In college i did not attend any church or formal religious structure. I took a great deal of philosophy classes. My conclusion was that one could debate and theologize for centuries and not *solve* any of the questions: one had to live it. So i'd found the experiential path and began it. At that point, i probably would have asserted that once or twice i'd felt the awe of the Divine and i'd read writers like Anne Dillard who made the experience of the Divine seem possible. I was aware of the concept of panentheism as distinguished from pantheism and would claim to be the former.
In grad school i found the Christian Association on campus when noticing a women's worship group. I didn't have much company from women in the physics department and worried about getting too close to the guys when my love was so far away. The group introduced me to Starhawk's writing's -- which resonated with me -- with feminist post-Christian critique, with with social justice theories, and so on. It was an enriching ground of progressive spiritual thought. I attended Friends Meeting as a tourist and felt i'd come home.
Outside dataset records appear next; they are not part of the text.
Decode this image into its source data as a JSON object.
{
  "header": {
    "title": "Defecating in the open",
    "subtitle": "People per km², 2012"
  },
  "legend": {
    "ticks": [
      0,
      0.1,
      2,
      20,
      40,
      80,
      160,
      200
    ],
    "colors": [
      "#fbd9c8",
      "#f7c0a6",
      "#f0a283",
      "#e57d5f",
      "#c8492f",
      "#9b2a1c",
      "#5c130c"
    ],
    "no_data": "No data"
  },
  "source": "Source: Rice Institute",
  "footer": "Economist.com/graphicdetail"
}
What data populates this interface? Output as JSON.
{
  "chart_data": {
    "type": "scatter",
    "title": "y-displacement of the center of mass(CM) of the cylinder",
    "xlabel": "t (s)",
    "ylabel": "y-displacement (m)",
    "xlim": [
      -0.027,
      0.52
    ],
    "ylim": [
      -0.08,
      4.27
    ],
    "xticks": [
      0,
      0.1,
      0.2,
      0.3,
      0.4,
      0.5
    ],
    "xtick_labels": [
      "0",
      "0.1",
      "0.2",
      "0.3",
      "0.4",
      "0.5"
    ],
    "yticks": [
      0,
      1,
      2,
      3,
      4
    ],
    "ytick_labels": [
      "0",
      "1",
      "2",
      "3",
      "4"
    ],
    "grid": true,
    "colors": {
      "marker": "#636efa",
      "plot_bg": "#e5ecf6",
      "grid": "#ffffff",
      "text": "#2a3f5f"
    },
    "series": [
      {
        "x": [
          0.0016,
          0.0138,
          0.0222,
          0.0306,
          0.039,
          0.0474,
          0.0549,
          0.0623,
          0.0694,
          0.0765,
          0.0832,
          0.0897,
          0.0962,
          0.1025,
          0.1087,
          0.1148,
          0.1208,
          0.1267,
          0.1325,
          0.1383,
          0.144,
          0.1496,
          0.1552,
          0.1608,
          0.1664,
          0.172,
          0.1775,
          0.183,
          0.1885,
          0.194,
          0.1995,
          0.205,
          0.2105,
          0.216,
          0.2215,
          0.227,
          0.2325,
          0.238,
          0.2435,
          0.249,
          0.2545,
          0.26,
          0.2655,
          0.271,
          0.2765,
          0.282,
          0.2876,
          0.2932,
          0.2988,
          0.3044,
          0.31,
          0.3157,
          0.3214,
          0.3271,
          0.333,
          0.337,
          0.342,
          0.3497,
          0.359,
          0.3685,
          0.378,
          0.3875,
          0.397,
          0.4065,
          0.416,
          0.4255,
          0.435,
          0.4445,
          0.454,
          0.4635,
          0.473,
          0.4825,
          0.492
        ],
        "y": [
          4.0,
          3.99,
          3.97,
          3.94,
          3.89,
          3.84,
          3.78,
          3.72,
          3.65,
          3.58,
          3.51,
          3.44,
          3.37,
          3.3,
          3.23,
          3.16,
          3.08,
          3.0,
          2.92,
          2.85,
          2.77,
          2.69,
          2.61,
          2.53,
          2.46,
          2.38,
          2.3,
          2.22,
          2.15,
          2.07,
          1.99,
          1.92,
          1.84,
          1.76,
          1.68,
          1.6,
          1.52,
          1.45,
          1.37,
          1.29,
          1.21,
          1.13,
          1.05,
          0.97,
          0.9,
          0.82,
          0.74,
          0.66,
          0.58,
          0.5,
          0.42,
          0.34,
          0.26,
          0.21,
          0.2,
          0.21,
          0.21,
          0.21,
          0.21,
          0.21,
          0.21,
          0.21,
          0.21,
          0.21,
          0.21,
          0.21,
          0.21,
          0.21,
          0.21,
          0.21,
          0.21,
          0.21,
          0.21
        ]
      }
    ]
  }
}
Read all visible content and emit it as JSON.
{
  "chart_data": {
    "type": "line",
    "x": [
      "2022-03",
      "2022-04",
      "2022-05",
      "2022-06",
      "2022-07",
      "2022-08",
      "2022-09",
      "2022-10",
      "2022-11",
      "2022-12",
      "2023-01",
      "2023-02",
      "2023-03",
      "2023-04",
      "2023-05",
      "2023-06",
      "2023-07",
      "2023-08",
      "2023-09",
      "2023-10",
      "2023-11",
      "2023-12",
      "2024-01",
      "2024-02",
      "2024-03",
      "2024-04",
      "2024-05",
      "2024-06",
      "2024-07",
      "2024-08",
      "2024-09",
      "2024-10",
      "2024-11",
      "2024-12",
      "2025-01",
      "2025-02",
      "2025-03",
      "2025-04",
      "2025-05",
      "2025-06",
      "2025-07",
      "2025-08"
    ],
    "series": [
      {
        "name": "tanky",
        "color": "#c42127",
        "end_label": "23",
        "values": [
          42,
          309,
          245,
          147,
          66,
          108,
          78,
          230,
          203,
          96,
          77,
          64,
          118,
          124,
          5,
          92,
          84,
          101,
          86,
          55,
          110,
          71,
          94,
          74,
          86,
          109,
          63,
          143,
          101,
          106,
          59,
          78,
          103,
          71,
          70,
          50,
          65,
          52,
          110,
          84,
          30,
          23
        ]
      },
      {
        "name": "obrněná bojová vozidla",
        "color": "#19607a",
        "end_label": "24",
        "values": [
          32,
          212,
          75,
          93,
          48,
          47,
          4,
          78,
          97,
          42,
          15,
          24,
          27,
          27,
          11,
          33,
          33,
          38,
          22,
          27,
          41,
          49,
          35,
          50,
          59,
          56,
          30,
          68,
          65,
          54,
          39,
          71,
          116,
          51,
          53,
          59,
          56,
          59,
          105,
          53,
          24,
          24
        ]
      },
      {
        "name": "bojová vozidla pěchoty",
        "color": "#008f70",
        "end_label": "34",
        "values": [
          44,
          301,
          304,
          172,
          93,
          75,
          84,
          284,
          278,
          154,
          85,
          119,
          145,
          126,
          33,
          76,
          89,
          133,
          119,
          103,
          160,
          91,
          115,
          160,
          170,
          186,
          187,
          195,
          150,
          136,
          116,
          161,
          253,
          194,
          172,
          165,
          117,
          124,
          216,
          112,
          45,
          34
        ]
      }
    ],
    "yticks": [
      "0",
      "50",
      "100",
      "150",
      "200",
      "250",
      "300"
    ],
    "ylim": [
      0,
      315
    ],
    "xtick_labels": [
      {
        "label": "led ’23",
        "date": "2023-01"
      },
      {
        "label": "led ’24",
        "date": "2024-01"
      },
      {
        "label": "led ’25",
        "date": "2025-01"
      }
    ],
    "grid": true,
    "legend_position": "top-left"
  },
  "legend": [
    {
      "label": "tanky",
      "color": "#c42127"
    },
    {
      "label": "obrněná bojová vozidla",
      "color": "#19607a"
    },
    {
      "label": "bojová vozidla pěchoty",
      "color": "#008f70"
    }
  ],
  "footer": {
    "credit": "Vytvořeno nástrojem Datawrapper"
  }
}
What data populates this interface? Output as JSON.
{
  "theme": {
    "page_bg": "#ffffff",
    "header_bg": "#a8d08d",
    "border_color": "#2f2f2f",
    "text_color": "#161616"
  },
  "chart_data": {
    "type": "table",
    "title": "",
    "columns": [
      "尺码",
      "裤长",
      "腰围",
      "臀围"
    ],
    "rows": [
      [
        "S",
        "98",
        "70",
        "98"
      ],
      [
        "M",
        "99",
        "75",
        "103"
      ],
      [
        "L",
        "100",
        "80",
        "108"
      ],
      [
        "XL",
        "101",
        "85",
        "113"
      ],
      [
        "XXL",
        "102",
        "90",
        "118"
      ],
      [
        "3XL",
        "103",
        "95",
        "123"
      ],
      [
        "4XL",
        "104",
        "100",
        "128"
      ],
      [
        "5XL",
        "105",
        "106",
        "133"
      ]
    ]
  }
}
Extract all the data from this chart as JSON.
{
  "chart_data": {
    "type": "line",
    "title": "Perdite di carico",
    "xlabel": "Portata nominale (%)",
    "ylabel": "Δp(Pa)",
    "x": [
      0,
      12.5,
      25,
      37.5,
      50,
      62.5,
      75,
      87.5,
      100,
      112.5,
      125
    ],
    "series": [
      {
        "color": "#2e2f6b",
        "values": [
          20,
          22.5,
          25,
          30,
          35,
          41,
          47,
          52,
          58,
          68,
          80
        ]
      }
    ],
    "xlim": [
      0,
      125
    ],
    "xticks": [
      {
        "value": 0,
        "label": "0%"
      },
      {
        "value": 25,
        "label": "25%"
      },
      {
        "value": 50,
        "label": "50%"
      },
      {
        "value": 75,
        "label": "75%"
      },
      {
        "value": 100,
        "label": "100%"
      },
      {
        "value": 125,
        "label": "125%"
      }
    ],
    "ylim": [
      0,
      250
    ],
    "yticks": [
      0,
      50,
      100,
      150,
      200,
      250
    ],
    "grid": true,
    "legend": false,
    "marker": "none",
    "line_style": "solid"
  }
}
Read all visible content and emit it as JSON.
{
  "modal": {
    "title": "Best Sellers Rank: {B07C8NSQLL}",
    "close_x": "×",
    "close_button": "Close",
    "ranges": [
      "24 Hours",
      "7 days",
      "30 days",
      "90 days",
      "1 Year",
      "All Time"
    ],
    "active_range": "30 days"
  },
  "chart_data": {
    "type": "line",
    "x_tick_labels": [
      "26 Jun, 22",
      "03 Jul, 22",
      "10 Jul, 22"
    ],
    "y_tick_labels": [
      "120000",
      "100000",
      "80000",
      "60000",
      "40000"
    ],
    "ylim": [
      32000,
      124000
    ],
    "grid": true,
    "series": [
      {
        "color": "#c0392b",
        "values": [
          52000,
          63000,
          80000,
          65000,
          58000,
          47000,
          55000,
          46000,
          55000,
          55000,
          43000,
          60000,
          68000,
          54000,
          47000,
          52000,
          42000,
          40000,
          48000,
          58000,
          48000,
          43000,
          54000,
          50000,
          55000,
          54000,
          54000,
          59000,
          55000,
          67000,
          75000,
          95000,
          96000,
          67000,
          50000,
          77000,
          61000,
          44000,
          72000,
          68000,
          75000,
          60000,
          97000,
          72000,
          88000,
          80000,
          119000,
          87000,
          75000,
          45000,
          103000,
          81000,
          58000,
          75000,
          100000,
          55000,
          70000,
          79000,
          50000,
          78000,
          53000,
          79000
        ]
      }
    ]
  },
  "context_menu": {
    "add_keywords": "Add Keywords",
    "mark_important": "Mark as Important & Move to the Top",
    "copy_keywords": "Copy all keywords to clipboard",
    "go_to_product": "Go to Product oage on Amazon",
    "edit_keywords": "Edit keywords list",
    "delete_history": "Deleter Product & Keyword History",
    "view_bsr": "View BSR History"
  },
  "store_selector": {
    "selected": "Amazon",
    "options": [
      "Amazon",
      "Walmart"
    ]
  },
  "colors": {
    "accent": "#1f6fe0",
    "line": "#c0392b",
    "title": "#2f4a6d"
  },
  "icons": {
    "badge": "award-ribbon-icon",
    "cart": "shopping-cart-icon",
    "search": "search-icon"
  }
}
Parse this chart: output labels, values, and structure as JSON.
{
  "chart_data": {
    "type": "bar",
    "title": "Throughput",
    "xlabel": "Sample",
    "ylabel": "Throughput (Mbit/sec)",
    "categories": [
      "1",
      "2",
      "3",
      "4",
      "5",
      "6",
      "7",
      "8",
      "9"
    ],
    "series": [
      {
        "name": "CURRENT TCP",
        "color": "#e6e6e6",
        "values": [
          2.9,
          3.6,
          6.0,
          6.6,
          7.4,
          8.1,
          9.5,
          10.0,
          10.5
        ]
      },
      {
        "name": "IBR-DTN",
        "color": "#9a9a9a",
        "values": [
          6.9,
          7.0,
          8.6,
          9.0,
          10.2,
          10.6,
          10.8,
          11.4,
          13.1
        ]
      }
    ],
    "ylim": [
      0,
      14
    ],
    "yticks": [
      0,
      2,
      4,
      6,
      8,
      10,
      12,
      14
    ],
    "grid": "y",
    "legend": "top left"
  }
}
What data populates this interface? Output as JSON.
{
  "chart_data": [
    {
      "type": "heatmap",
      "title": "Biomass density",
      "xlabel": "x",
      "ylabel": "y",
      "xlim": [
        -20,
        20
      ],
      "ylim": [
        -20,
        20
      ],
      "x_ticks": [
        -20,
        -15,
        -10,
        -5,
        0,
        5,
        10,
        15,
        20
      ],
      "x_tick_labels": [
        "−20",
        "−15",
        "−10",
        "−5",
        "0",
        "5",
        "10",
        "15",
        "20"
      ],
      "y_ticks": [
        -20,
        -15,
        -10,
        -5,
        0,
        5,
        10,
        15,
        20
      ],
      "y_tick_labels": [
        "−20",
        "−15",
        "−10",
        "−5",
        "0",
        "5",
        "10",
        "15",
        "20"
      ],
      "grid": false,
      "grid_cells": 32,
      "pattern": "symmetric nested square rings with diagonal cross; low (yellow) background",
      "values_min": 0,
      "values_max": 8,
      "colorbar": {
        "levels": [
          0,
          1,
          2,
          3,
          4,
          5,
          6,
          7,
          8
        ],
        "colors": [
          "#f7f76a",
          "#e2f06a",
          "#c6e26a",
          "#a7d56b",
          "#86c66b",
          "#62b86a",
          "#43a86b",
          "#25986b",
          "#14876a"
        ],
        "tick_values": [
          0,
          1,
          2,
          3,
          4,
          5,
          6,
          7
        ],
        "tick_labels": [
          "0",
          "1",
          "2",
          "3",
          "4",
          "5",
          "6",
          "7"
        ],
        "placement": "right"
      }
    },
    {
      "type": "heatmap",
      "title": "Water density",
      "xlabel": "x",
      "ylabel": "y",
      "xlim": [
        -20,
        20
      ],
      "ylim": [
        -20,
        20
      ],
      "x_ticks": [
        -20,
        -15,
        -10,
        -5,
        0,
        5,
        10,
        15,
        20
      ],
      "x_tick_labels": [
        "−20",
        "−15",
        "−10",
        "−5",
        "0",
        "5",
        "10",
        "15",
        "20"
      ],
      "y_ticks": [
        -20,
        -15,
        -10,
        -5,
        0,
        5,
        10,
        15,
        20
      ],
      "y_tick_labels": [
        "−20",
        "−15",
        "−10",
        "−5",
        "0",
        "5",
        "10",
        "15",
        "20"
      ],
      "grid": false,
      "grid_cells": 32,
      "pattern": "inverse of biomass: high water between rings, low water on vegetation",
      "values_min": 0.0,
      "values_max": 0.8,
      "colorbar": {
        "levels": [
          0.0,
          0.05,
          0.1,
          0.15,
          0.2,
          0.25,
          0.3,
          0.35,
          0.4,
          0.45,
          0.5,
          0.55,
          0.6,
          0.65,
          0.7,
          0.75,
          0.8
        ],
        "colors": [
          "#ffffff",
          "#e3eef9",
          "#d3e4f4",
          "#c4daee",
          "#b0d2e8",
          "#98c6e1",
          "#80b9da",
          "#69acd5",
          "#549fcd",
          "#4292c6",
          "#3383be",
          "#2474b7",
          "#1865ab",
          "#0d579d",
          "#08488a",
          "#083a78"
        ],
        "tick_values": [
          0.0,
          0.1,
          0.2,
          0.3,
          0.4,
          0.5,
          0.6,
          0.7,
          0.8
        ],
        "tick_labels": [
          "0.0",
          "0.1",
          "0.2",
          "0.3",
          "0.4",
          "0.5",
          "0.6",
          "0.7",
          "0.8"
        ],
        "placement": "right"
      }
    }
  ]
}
So i attended Meeting, made deep friendships with Christian witches and Wiccans, explored the runes, attended the CA and designed worship experiences, began to recognize even more intellectually issues of privilege, dealt with the sexist biases in my physics department, and went through a great deal of therapy for depression. I learned that i was deeply shaped by Christian belief so some pagan and heathen beliefs did not align with my fundamental beliefs. I realized i tested Gods: the Divinity needed to meet certain thresholds of moral direction before i would worship that Divine.
In the end, after deep experiences of transcendence and connection, i name the Divine of my experience The Beloved.
And, after a call from my sister and some unhappy physical experiences, i must get off to my day!